The overseas tours underlined to RM that “my roots are in Korea,” he said, which is why the singer has centered his collection on works by artists from his country, especially the generations that lived through the Korean War, the military dictatorship and the period of immense economic precariousness. These are artists who continue to be little known outside of Korea. (Other pop stars prefer works by much better-known artists, according to art dealers.) “It was important to me to feel their sweat and blood,” RM said, and to relate to artists “as human beings seeking to show your art to the world”.

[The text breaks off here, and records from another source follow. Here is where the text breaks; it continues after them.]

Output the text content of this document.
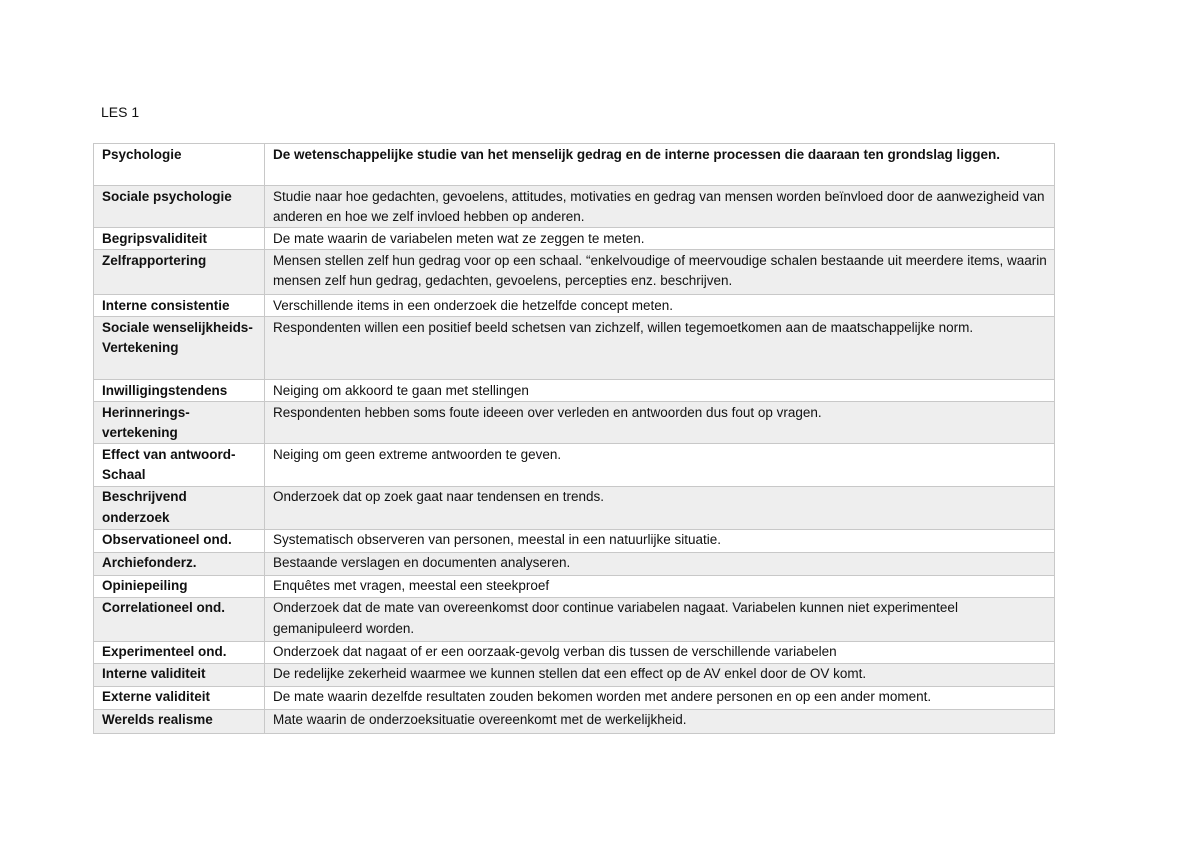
LES 1
Psychologie	De wetenschappelijke studie van het menselijk gedrag en de interne processen die daaraan ten grondslag liggen.
Sociale psychologie	Studie naar hoe gedachten, gevoelens, attitudes, motivaties en gedrag van mensen worden beïnvloed door de aanwezigheid van anderen en hoe we zelf invloed hebben op anderen.
Begripsvaliditeit	De mate waarin de variabelen meten wat ze zeggen te meten.
Zelfrapportering	Mensen stellen zelf hun gedrag voor op een schaal. “enkelvoudige of meervoudige schalen bestaande uit meerdere items, waarin mensen zelf hun gedrag, gedachten, gevoelens, percepties enz. beschrijven.
Interne consistentie	Verschillende items in een onderzoek die hetzelfde concept meten.
Sociale wenselijkheids-Vertekening	Respondenten willen een positief beeld schetsen van zichzelf, willen tegemoetkomen aan de maatschappelijke norm.
Inwilligingstendens	Neiging om akkoord te gaan met stellingen
Herinnerings-vertekening	Respondenten hebben soms foute ideeen over verleden en antwoorden dus fout op vragen.
Effect van antwoord-Schaal	Neiging om geen extreme antwoorden te geven.
Beschrijvend onderzoek	Onderzoek dat op zoek gaat naar tendensen en trends.
Observationeel ond.	Systematisch observeren van personen, meestal in een natuurlijke situatie.
Archiefonderz.	Bestaande verslagen en documenten analyseren.
Opiniepeiling	Enquêtes met vragen, meestal een steekproef
Correlationeel ond.	Onderzoek dat de mate van overeenkomst door continue variabelen nagaat. Variabelen kunnen niet experimenteel gemanipuleerd worden.
Experimenteel ond.	Onderzoek dat nagaat of er een oorzaak-gevolg verban dis tussen de verschillende variabelen
Interne validiteit	De redelijke zekerheid waarmee we kunnen stellen dat een effect op de AV enkel door de OV komt.
Externe validiteit	De mate waarin dezelfde resultaten zouden bekomen worden met andere personen en op een ander moment.
Werelds realisme	Mate waarin de onderzoeksituatie overeenkomt met de werkelijkheid.
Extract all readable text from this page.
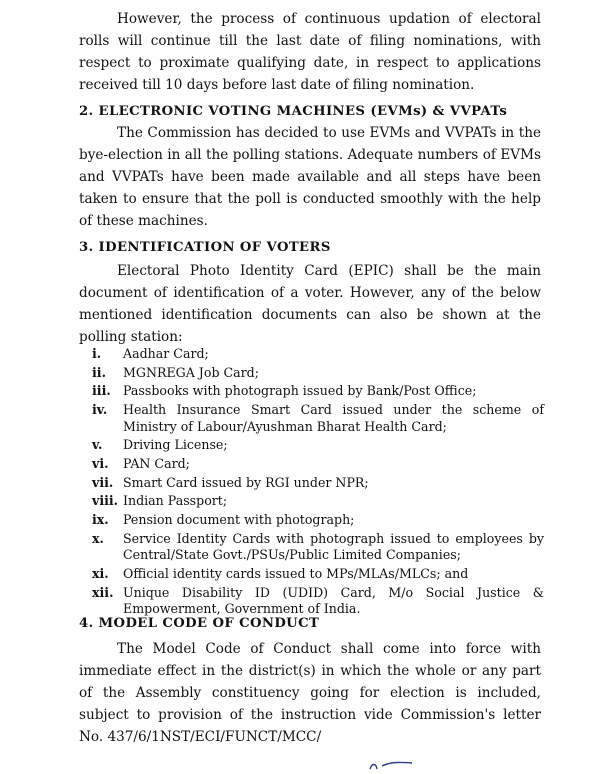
However, the process of continuous updation of electoral rolls will continue till the last date of filing nominations, with respect to proximate qualifying date, in respect to applications received till 10 days before last date of filing nomination.
2. ELECTRONIC VOTING MACHINES (EVMs) & VVPATs
The Commission has decided to use EVMs and VVPATs in the bye-election in all the polling stations. Adequate numbers of EVMs and VVPATs have been made available and all steps have been taken to ensure that the poll is conducted smoothly with the help of these machines.
3. IDENTIFICATION OF VOTERS
Electoral Photo Identity Card (EPIC) shall be the main document of identification of a voter. However, any of the below mentioned identification documents can also be shown at the polling station:
i.	Aadhar Card;
ii.	MGNREGA Job Card;
iii. Passbooks with photograph issued by Bank/Post Office;
iv.	Health Insurance Smart Card issued under the scheme of Ministry of Labour/Ayushman Bharat Health Card;
v.	Driving License;
vi.	PAN Card;
vii. Smart Card issued by RGI under NPR;
viii. Indian Passport;
ix.	Pension document with photograph;
x.	Service Identity Cards with photograph issued to employees by Central/State Govt./PSUs/Public Limited Companies;
xi.	Official identity cards issued to MPs/MLAs/MLCs; and
xii. Unique Disability ID (UDID) Card, M/o Social Justice & Empowerment, Government of India.
4. MODEL CODE OF CONDUCT
The Model Code of Conduct shall come into force with immediate effect in the district(s) in which the whole or any part of the Assembly constituency going for election is included, subject to provision of the instruction vide Commission's letter No. 437/6/1NST/ECI/FUNCT/MCC/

The leader of BTS gives the impression of being gifted with an ancient soul. When I asked him to define his artistic taste, he said that what appeals to him is art about “eternity,” and that this is because of the frenetic and ephemeral aura of the K-Pop industry. His interest is in the past, but even so, RM has been trying to learn about newer art. (His solo musical work, in stark contrast, has a texture very tied to the moment, almost experimental.) He posted images of a visit to a summer show in the N/A space, organized by Dooyong Ro, an emerging gallery owner, who said that some people assumed that the star had bought the work that illustrated the “post”. That’s not what happened. But RM’s post led visitors to the site, even without identifying him by name, and the ever-present Army located Ro’s space account, called Cylinder, on Instagram, the gallery owner said. “How did they find this out?”

Surrounded by works by great artists of the past, most of whom are now dead, RM said that “I feel like they’re watching me. I’m motivated. I want to be a better person, a better adult, because of the aura that comes from these artworks on display. “. When he feels “tired or let down, I sometimes stand there and have a conversation” with them, RM said. The singer said he stands in front of a painting of Yun and asks, “Mr. Yun, everything is going to be all right, isn’t it?

RM is trying to decide his future. Mandatory military service awaits. (The band members are devoting time to solo projects at the moment, though their label has insisted that BTS is not on hiatus.) A few months ago, RM told Marc Spiegler, global director of Art Basel, on the fair’s podcast. , who is thinking about opening an art space of some sort. “I want it to be really calm and quiet, but it should still look cool, like Axel,” he told me, quoting Belgian designer, antique dealer and gallery owner Axel Vervoordt (also a favorite of one of RM’s musical inspirations, Kanye West) .

That idea is still far from being realized, but RM envisions a ground-floor cafe and exhibition areas above, showcasing work by Korean and international artists in ways that appeal to young people. “I think there’s something I can offer as an outsider to the art industry,” he said.

It may well be that this outsider status is something he will have to give up. RM recently acquired a cast glass cylinder of Roni Horn – a spectral white, partially translucent piece – and is gaining fame as an art connoisseur. Park, the Seoul-based art dealer, said RM found texts about Yun that her gallery didn’t have in its archives. (She represents Yun’s estate, and became part of the “Army” years ago, before being introduced to RM. “I started studying the band through YouTube,” she said. “There’s a lot of content. It takes a lot, plenty of time to master it”.)

Yun had a terrible life, according to what RM told me. Arrested four times for political reasons, he narrowly escaped a death sentence on one such occasion. After turning 40, Yun began to paint meditative pictures, smearing large strips of thinned paint, in shades of ocher and blue, onto linen or canvas. “It’s a complete combination of Western and Eastern, or Asian or Korean styles,” said RM.

Does he have a favorite era, between periods of the painter’s work? “I started out really liking his works from the 1970s, his paintings, but now I’m so interested in him, in his world, in his artwork, that I love everything. I’ve stopped being objective,” said RM. “Now I’m what people call a fan.”